When it comes to public health, there is a tricky balance to be found between personal autonomy and public welfare. This is a debate that has been going on for centuries. Public officials must weigh the risks and decide what they deem to be in the public interest. It is no easy task, to be sure. I will talk about this later, in another post.
But, as with the present pandemic, serious questions arise when there is a hardening of positions in light of changing circumstances. Mandating a vaccine that is roughly 20% effective against a disease that is fatal for 1% of those who contract it does appear, on its face, to be a step too far. Allowing only the vaccinated to travel for fear of contagion from the unvaccinated when the vaccinated can both get and transmit the disease stretches credulity.
Indeed, the increased “breakthrough” cases among the fully vaccinated is a material change in circumstances. After all, it is becoming less and less coherent for the authorities to assign blame when those who have followed all the rules are still falling sick. Have we now arrived at a reflection point on whether the current vaccine mandate is the proper course forward?
Suspicion of nonconformists is nothing new. Conscientious objectors have been maligned in our society for a long time. Years ago, the young men who refused to bear arms during the world wars were sent to labour camps around the country. These camps were meant to make life hard so that the men would break down and join the war effort “voluntarily”. In some cases it “worked,” as the recruitment officers made their rounds to see if the inmates had enough. Many, however, remained steadfast, despite the hardships they faced.
The current pressure being applied to the unvaccinated shows a similar disregard for the protection of conscience. And the punitive measures adopted today are not likely to be any more effective than the work camps of the past.

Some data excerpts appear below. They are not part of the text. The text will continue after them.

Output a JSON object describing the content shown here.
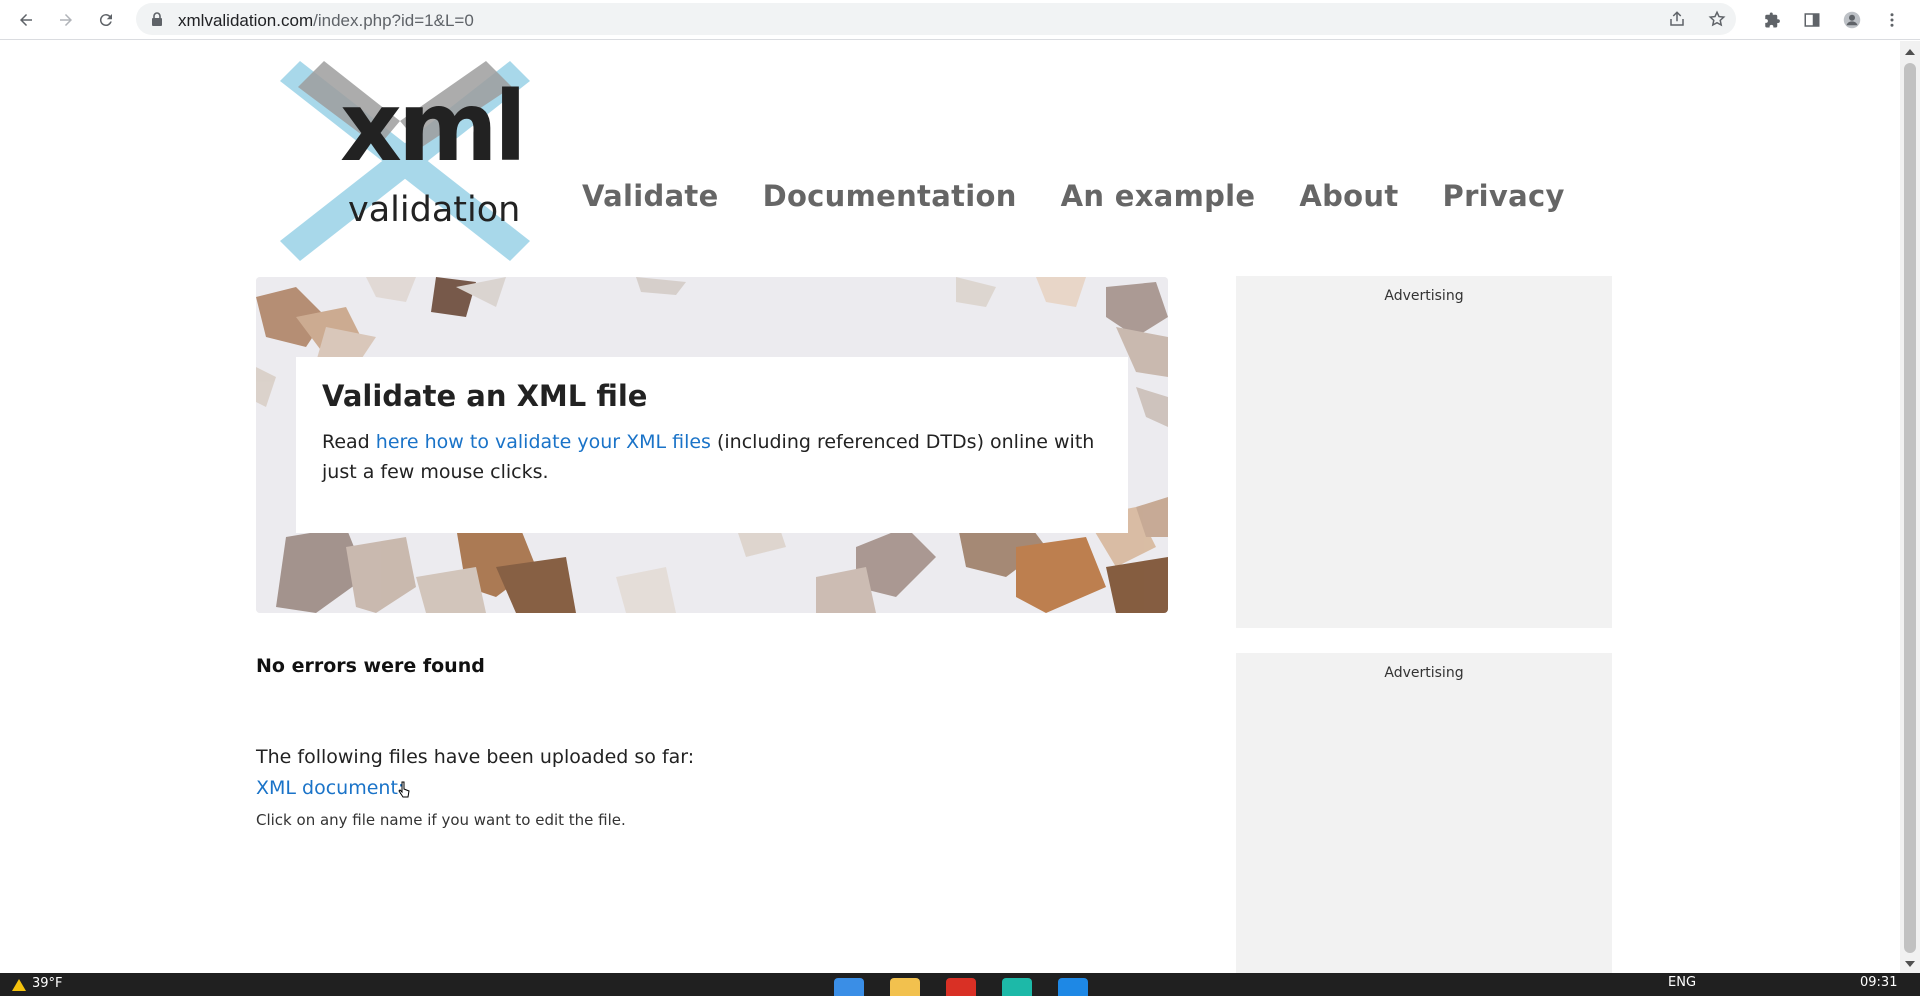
{
  "browser": {
    "url_host": "xmlvalidation.com",
    "url_path": "/index.php?id=1&L=0"
  },
  "site": {
    "logo": {
      "line1": "xml",
      "line2": "validation"
    },
    "nav": [
      {
        "label": "Validate"
      },
      {
        "label": "Documentation"
      },
      {
        "label": "An example"
      },
      {
        "label": "About"
      },
      {
        "label": "Privacy"
      }
    ]
  },
  "hero": {
    "title": "Validate an XML file",
    "text_before": "Read ",
    "link_text": "here how to validate your XML files",
    "text_after": " (including referenced DTDs) online with just a few mouse clicks."
  },
  "result": {
    "status": "No errors were found",
    "uploaded_intro": "The following files have been uploaded so far:",
    "file_link": "XML document:",
    "hint": "Click on any file name if you want to edit the file."
  },
  "ads": {
    "label1": "Advertising",
    "label2": "Advertising"
  },
  "taskbar": {
    "weather": "39°F",
    "language": "ENG",
    "time": "09:31"
  },
  "colors": {
    "link": "#1a73c8",
    "nav": "#666666",
    "logo_cross": "#a8d8ea",
    "ad_bg": "#f2f2f2"
  }
}
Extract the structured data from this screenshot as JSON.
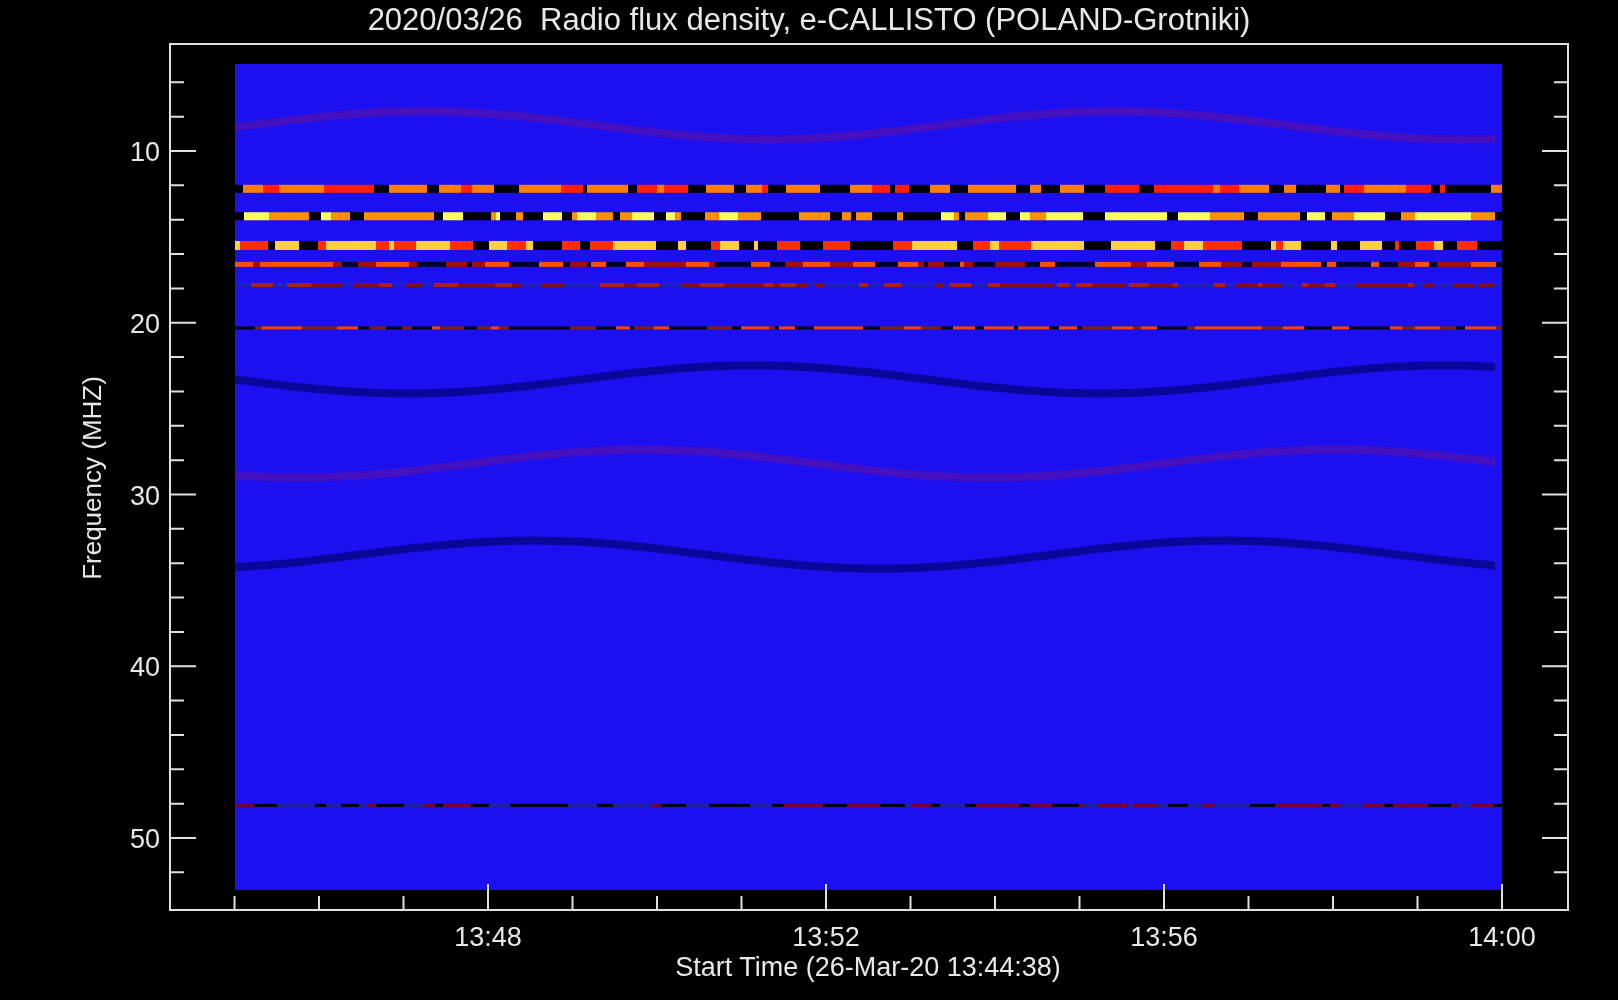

There is something terribly amiss in this country when journalists call for the exclusion of certain citizens from healthcare based on their beliefs. If you get sick in Canada, whatever the circumstances and whatever the disease, you should be treated with respect and compassion. Period.
 Figures for vaccine efficacy against the latest variants are still uncertain; a Pfizer news release stated that a booster shot was required since “two doses of BNT162b2 may not be sufficient to protect against infection with the Omicron variant.” The Imperial College London (whose modeling in early 2020 contributed to the initial worldwide lockdowns) suggested that two doses may afford 0% to 20% protection compared to 80% after a third jab. Risks of serious outcomes from COVID-19 vary according to age and comorbidities.